FINRA found that from January 2010 through June 2015 the firm did not do enough to prevent unsuitable mutual fund switching and that it fell down on its obligation to ensure than that any recommendations to switch funds were in the client's best interest. The financial gain or investment objective of mutual fund switches should not be undermined by the transaction fees associated with such switches, the regulator said.

FINRA chided Barclays for failing to act on thousands of automated alerts for potentially unsuitable fund switches, excluding transactions from review for suitability and neglecting to ensure that disclosure letters were sent to customers regarding the transactions costs.

As a result, more than 6,100 unsuitable mutual fund switches occurred during the five-year period, causing customers to be ripped off by roughly $8.6 million, FINRA said.

The firm also failed to provide applicable breakpoint discounts to certain customers. Barclay's supervisory system failed to ensure that purchases were properly aggregated so that customers could benefit from the discounts, according to FINRA. 

"The proper supervision of mutual fund switching and breakpoint discounts is essential to the protection of retail mutual fund investors, and this case highlights FINRA's commitment to ensuring that firms meet these obligations," Brad Bennett, FINRA's executive vice president and chief of enforcement, said in a statement.

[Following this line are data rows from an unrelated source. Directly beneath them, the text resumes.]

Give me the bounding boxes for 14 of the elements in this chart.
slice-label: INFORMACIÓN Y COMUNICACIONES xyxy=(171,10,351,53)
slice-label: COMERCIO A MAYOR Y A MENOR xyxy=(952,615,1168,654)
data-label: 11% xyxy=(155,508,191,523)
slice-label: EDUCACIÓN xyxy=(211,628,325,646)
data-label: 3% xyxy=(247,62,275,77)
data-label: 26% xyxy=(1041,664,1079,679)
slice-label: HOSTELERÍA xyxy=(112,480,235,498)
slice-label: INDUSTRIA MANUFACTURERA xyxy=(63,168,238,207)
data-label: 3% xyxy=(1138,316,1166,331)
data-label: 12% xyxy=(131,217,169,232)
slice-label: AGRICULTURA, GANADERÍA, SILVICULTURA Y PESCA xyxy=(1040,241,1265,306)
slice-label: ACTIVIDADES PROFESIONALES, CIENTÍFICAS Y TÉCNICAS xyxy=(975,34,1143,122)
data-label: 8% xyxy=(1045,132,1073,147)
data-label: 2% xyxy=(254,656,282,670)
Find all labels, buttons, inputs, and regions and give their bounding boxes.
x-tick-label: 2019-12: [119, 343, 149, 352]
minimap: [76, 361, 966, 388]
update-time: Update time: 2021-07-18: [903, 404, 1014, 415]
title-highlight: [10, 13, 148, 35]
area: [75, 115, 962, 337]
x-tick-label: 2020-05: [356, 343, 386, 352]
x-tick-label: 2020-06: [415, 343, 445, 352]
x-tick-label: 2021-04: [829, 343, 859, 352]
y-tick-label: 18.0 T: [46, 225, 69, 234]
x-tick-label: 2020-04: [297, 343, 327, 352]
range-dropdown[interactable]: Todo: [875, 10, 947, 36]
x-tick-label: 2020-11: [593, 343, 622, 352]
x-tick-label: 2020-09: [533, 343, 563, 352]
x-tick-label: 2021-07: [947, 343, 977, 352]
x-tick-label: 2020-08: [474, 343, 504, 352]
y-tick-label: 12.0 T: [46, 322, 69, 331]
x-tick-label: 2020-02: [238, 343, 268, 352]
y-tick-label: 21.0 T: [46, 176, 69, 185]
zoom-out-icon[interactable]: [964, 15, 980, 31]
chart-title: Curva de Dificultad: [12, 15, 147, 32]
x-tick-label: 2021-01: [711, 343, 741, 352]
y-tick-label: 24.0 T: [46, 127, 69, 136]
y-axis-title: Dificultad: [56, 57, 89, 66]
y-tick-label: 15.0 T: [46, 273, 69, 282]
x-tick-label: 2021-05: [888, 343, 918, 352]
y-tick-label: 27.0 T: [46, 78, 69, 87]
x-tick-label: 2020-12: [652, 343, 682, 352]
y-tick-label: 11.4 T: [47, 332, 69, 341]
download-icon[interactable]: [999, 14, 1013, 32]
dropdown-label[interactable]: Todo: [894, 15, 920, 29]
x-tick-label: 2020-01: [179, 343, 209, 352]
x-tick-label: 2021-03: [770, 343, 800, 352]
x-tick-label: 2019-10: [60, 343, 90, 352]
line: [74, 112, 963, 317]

FINRA also scolded Barclays for failing to provide adequate guidance to supervisors to ensure that mutual fund transactions for its retail brokerage customers were suitable based upon customer investment objectives, risk tolerance and account holdings. During a six-month look back review, 39% of mutual fund transactions were found to be unsuitable with 343 customers experiencing financial harm totaling more than $800,000, according to the regulator. 

Barclays neither admitted nor denied the charges, but consented to the entry of FINRA's findings. Marc Havelton, a spokesperson for Barclays Capital, declined to comment.